How Not to Give a Commencement Address



The above speech begins as a sort of PC version of a perfectly normal commencement speech: ie., an address consisting mainly of inoffensive bromides. If you scroll to 45, however, you will see it suddenly go terribly wrong.

Here we all are, celebrating the achievements of the last four years and looking forward to the rest of our lives, and this verbal bomb thrower, Prof. Sandra Soto, lobs one into our midst, blasting us into clashing, angry factions. This is the last memory we will have of our college days: some boor choosing our commencement as the venue for a controversial, purely ideological speech. Thanks a lot, whoever invited her!

There is a good reason why commencement speeches are packed with cliches. A wise man once told me that every culture must have some institutions that bring people together, but that in a free society things can only bring us together if they have little or no intellectual content.

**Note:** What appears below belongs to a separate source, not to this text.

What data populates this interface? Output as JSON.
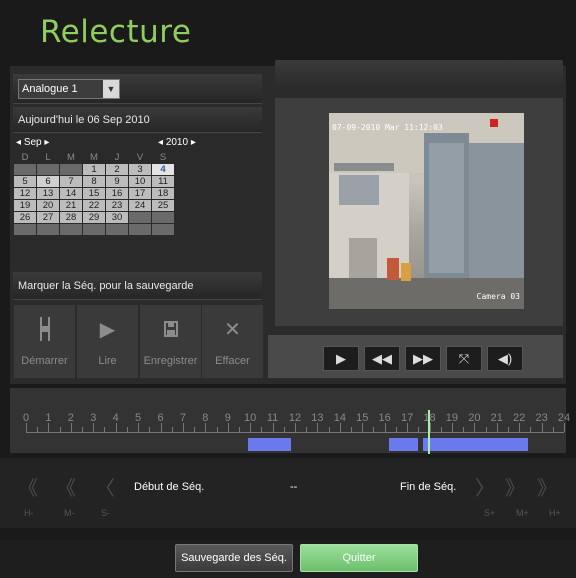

Why is baseball important? Who cares which of us is best at hitting a ball with a stick? Baseball is empty! But its emptiness is its point. A horsehide-wrapped ball isn't about anything. That's why we can all agree about it. Sports are empty. Good food is empty. Partying and dancing are empty. The witless antics of the "celebrities" that fill the tabloids are all empty. The law and the constitution are empty frameworks to be filled with whatever actions we choose.

At commencement we gather to celebrate some of the very few things we do have in common: the ideals embodied in the practice of advanced learning itself. To perform this function, a commencement speech has to come as close as it can to intellectual emptiness. In speech, the nearest approach to emptiness is the bromide, the cliche. It consists of ideas that are obviously true, or at least obviously plausible, to everyone.

There certainly is a place for abrasive, offensive political harangues, but it is elsewhere.

2 comments:

Mupetblast said...

It's astonishing how the Arizona thing has taken on a life of its own while at the federal level the immigration plans being debated are arguably worse, and affect EVERYBODY:

http://www.spiked-online.com/index.php/site/article/8795/

I think it was John Zaller that pointed out how the citizenry takes its cues from the political elite. This commencement speech no doubt had the best of intentions, but in the end the fact the media has focused on Arizona to the neglect of other immigration news has more to do with why she chose to bring up SB1070 specifically.

Anonymous said...

There is a comedic dimension to this since it was an address to The College of Behavioral and Social Sciences given by a prof from the Department of Women's and Gender Studies. As an Engineering College graduate, "this was not your father's commencement address".